Ditinjau dari sisi pengguna, properti tidak berbeda dengan variabel. Nilai properti ini juga dapat diganti-ganti dan dibaca oleh bagian lain dari suatu program. beda utama dengan variabel adalah properti tidak bisa diberikan / dilewatkan sebagai tipe variabel.
Properti dapat digunakan untuk menyembunyikan detil suatu program. Dengan properti, seolah-olah hanya memilih/ menetapkan suatu nilai parameter dan melihat perubahan komponen terhadap perubahan nilai tersebut, padahal perubahan nilai ini bisa saja melibatkan prosedur yang kompleks.
Sebuah properti dideklarasikan bersamaan dengan deklarasi kelas komponennya. Ada 3 hal yang perlu ditetapkan dalam pendeklarasian suatu properti, yaitu :
1.      Nama properti. Pilih nama yang dapat mewakili kegunaan properti tersebut. Hindarkan penggunaan nama yang sama dengan nama property moyangnya.
2.      Tipe properti. Memilih visibilitas atau tingkat proteksi.
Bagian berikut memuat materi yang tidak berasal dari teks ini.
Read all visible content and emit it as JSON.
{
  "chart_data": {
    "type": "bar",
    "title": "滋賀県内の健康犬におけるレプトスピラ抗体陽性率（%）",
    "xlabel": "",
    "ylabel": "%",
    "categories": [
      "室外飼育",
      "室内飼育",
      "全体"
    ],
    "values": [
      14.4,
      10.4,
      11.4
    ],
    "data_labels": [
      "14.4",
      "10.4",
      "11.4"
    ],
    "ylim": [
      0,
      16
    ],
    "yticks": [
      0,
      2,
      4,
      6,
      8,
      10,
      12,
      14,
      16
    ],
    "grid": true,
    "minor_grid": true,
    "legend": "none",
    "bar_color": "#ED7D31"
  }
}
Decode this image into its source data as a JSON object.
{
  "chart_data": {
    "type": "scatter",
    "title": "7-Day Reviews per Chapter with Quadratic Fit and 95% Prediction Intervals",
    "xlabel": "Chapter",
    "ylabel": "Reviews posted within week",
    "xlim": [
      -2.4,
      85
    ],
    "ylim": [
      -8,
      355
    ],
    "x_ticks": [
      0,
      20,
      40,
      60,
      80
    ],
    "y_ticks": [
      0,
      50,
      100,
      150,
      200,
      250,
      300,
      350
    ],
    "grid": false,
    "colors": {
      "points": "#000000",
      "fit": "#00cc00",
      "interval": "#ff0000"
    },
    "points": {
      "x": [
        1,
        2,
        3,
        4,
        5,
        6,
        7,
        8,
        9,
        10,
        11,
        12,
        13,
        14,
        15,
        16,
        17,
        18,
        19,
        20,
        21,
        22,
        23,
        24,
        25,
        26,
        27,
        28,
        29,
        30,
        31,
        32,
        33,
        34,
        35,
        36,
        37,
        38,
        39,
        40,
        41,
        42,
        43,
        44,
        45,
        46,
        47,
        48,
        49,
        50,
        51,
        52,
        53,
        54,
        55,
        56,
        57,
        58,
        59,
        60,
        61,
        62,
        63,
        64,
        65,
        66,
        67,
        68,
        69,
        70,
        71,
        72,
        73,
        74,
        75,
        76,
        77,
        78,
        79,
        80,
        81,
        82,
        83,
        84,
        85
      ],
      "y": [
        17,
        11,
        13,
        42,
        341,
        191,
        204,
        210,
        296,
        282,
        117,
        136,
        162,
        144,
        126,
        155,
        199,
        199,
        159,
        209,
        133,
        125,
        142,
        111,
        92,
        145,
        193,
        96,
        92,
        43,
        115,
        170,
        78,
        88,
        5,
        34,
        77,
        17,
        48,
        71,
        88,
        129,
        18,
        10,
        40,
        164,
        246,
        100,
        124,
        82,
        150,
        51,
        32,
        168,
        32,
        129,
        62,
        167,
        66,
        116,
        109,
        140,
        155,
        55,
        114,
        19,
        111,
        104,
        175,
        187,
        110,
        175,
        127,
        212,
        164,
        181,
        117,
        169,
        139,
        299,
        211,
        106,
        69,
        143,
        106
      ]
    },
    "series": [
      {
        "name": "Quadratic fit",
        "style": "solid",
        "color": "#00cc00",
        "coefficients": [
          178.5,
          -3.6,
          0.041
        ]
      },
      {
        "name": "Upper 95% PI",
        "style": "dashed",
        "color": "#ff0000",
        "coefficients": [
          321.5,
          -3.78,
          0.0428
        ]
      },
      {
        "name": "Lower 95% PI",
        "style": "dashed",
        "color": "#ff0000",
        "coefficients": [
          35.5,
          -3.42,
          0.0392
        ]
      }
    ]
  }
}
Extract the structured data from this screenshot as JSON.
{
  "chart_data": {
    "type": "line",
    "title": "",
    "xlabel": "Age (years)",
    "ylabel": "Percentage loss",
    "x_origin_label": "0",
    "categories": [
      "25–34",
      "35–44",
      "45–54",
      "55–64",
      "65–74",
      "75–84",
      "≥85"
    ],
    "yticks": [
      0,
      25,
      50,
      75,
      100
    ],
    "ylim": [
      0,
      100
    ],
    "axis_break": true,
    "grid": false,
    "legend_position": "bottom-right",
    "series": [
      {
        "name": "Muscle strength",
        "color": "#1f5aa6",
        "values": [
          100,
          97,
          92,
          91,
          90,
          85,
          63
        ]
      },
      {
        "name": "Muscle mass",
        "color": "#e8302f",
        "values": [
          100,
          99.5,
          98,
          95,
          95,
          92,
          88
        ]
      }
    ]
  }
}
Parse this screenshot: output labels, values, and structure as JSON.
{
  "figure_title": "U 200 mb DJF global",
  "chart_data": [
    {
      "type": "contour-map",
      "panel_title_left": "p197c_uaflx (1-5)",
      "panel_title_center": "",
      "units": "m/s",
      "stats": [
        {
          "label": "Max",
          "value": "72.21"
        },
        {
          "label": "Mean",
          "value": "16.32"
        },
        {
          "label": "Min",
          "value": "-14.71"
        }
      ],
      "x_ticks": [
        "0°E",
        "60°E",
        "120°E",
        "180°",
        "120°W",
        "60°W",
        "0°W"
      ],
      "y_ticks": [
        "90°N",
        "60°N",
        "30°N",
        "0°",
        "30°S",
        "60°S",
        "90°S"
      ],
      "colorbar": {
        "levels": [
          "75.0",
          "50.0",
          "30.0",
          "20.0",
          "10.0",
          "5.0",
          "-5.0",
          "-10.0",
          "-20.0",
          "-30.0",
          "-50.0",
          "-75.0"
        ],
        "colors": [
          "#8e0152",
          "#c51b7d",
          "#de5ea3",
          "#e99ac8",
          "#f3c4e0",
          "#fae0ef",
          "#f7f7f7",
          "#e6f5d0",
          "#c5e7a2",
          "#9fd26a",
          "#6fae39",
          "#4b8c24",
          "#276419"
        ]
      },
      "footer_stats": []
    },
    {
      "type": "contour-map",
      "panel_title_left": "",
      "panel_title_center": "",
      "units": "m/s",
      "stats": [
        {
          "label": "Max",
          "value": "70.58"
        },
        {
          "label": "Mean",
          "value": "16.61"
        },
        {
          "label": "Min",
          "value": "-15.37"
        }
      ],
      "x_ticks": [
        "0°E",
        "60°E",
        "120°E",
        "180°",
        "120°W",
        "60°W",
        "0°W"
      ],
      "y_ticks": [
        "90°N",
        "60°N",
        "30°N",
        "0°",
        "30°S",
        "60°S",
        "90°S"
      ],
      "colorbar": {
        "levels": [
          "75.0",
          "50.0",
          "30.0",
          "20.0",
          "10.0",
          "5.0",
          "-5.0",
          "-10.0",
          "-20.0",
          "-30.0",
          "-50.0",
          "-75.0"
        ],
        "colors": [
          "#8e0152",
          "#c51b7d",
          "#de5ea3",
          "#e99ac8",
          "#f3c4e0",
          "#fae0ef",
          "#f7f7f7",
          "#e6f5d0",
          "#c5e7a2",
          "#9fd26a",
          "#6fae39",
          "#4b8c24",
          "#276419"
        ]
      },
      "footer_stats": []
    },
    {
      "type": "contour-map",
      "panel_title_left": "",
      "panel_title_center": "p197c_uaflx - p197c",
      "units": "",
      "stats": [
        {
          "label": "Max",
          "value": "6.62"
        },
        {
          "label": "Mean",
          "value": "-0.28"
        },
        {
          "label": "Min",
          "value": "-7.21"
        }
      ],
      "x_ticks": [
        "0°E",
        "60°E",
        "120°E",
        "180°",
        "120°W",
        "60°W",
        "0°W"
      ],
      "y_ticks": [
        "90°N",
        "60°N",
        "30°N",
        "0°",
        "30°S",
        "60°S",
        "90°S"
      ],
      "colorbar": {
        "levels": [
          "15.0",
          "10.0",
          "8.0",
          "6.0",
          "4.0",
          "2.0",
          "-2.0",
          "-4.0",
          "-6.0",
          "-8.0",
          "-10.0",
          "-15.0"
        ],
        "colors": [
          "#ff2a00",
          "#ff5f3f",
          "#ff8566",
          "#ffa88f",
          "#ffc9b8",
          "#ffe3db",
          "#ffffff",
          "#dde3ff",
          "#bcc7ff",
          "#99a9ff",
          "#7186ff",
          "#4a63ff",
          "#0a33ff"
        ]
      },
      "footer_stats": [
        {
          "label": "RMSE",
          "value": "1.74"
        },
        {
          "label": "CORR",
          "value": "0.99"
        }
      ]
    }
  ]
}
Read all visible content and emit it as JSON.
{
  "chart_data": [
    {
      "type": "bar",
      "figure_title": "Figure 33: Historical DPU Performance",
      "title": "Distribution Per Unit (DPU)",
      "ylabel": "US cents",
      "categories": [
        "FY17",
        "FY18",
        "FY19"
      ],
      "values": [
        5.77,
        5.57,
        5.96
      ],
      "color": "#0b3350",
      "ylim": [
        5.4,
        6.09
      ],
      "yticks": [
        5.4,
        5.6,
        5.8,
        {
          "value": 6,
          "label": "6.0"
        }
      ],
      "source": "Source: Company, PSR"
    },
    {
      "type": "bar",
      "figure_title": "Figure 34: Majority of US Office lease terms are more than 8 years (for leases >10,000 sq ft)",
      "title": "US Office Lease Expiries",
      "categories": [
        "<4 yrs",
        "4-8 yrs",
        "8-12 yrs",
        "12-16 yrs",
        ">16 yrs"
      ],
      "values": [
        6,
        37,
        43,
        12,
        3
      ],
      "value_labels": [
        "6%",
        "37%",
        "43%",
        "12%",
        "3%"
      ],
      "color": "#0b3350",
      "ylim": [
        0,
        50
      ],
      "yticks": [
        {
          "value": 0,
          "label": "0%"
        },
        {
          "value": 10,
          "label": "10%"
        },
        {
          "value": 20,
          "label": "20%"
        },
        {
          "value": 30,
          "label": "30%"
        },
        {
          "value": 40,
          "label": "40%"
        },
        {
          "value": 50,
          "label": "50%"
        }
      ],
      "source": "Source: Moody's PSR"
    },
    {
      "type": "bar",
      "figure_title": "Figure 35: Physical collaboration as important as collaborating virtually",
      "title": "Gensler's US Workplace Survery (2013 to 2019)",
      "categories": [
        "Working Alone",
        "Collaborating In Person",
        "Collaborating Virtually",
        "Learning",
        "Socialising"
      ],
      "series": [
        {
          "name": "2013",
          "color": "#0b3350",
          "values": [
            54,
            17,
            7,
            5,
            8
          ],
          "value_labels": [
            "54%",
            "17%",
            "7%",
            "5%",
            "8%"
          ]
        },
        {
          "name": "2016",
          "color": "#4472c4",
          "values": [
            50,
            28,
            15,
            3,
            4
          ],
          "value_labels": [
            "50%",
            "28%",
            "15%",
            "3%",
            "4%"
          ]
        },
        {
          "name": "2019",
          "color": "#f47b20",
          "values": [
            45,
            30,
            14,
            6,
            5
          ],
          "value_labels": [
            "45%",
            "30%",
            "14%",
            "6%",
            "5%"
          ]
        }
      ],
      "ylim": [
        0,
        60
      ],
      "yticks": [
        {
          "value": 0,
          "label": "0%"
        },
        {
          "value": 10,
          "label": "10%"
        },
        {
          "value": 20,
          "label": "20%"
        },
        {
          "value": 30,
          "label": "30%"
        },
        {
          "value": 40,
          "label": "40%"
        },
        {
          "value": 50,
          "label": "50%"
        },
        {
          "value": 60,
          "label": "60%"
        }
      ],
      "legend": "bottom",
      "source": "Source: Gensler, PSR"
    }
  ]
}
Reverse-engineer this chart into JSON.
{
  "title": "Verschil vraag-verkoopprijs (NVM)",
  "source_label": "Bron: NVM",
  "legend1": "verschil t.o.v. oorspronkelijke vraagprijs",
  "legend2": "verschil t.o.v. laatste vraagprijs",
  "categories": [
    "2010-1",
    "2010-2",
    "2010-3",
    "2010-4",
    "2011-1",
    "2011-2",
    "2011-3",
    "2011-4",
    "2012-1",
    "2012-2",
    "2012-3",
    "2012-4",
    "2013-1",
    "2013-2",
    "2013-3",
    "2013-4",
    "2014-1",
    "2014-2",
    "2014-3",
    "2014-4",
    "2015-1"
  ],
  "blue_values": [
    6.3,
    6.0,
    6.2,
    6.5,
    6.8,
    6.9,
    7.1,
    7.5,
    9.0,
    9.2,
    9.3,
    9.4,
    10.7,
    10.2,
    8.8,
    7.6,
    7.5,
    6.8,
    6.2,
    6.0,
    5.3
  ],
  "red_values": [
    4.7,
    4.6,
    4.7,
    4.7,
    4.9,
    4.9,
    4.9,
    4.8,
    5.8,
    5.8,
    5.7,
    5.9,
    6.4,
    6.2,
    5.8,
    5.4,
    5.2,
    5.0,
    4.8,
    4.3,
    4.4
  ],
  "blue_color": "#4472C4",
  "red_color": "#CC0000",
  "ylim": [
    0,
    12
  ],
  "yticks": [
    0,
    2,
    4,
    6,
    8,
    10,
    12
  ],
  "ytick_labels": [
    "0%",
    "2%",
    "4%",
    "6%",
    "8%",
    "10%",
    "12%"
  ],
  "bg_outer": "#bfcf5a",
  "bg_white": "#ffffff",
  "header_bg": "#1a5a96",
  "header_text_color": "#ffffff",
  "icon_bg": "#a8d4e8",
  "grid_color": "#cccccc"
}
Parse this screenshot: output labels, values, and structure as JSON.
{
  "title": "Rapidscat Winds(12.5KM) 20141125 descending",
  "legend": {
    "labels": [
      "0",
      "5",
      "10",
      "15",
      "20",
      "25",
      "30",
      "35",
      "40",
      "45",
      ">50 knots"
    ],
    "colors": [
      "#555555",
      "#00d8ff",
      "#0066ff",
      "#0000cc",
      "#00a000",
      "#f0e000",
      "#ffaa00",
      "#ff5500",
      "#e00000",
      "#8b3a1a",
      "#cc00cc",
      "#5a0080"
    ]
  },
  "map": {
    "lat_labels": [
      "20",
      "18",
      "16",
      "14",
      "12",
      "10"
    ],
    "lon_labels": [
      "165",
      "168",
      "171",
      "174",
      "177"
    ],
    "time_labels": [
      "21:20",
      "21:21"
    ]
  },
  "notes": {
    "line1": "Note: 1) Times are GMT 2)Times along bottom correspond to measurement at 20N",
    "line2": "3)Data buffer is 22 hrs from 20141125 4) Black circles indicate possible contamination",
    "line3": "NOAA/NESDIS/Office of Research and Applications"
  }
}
3.      Metoda yang digunakan untuk menulis (write) dan membaca (read) nilai propertinya. Jika metoda penulisan tidak dideklarasikan maka propertinya menjadi read-only.
Nilai properti yang berupa string biasanya diawali dengan dua huruf kecil yang merupakan singkatan dari nama propertinya dan diikuti string nama konstanta tersebut.
Metoda baca (read) adalah sebuah fungsi tanpa parameter dan menghasilkan nilai yang sama tipenya dengan properti. Metoda tulis (write) adalah prosedur dengan parameter tunggal yang bertipe sama dengan propertinya. Parameter dapat diberikan sebagai variabel atau langsung nilainya.
6.      Event

Event adalah mekanisme penghubung antara suatu kejadian pada komponen dengan prosedur yang merespons kejadian tersebut. Prosedur yang merespons tersebut disebut handler. Isihandler biasanya disediakan oleh pengembang aplikasi.